Reprezentant Olimpijczyków z Rosji miał być przesłuchany w czwartek.
- Po przeanalizowaniu plusów i minusów postanowiłem wycofać moją sprawę z CAS. Uważam, że przesłuchanie zgodnie z obowiązującymi zasadami jest bezcelowe - poinformował Kruszelnicki, cytowany przez rosyjską agencję prasową TASS.
Kruszelnicki, wraz z żoną Anastazją Bryzgałową, pokonali parę z Norwegii w meczu o trzecie miejsce olimpijskiego turnieju mikstów.

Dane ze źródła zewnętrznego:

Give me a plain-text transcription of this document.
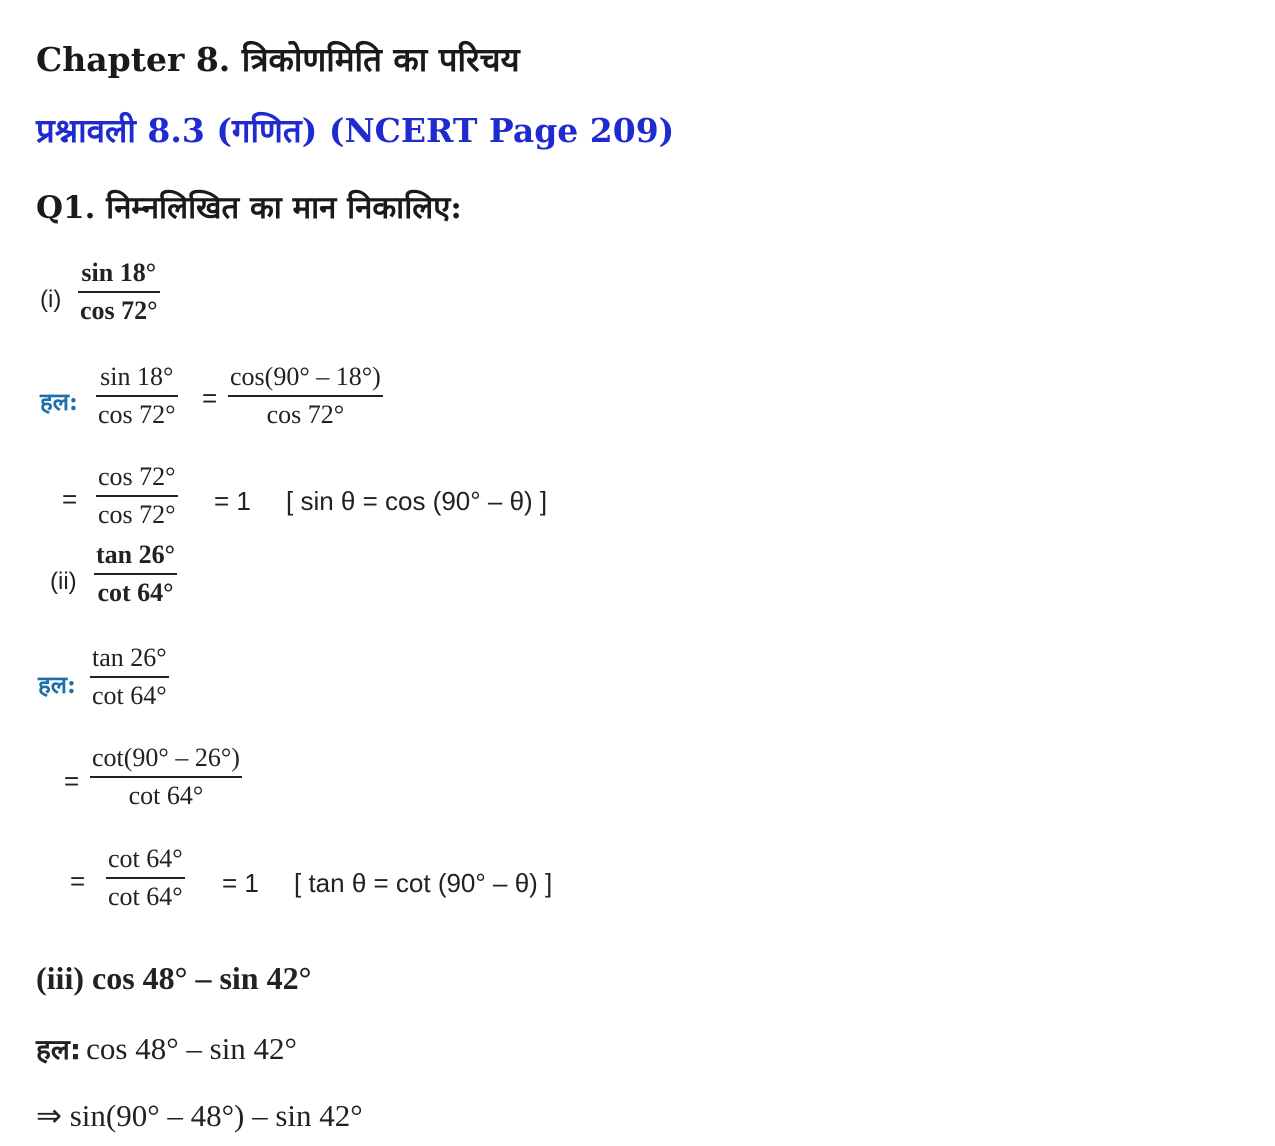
Chapter 8. त्रिकोणमिति का परिचय
प्रश्नावली 8.3 (गणित) (NCERT Page 209)
Q1. निम्नलिखित का मान निकालिए:
(i)
sin 18°
cos 72°
हल:
sin 18°
cos 72°
=
cos(90° – 18°)
cos 72°
=
cos 72°
cos 72° = 1 [ sin θ = cos (90° – θ) ]
(ii)
tan 26°
cot 64°
हल:
tan 26°
cot 64°
=
cot(90° – 26°)
cot 64°
=
cot 64°
cot 64° = 1 [ tan θ = cot (90° – θ) ]
(iii) cos 48° – sin 42°
हल: cos 48° – sin 42°
⇒ sin(90° – 48°) – sin 42°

Później jednak pojawiła się informacja, potwierdzona przez rosyjską delegację, że w próbkach A i B Kruszelnickiego wykryto zabronioną substancję - meldonium. Olimpijczycy z Rosji mogą być pozbawieni zdobytego medalu.
PjongCzang 2018: Norwegowie chcą dyskwalifikacji Kruszelnickiego i przyznania im brązowych medali jeszcze w trakcie igrzysk
Rosjanin nie przyznawał się do złamania przepisów antydopingowych. "Tylko ktoś pozbawiony rozsądku mógłby stosować jakikolwiek rodzaj dopingu, szczególnie takie substancje jak meldonium, przed igrzyskami olimpijskimi, gdzie kontrole są na najwyższym poziomie" - napisał wówczas w oświadczeniu opublikowanym na stronie internetowej Rosyjskiej Federacji Curlingu.
"Sborna" rywalizuje w Pjongczangu pod flagą olimpijską. Rosyjski Komitet Olimpijski jest zawieszony w prawach członka MKOl w związku z aferą dopingową podczas igrzysk w Soczi przed czterema laty. Incydent z Kruszelnickim może poważnie opóźnić odwieszenie.
Dotychczas w Pjongczangu wykryto trzy przypadki dopingu. "Wpadli" też startujący w short tracku Japończyk Kei Saito oraz słoweński hokeista Ziga Jeglic.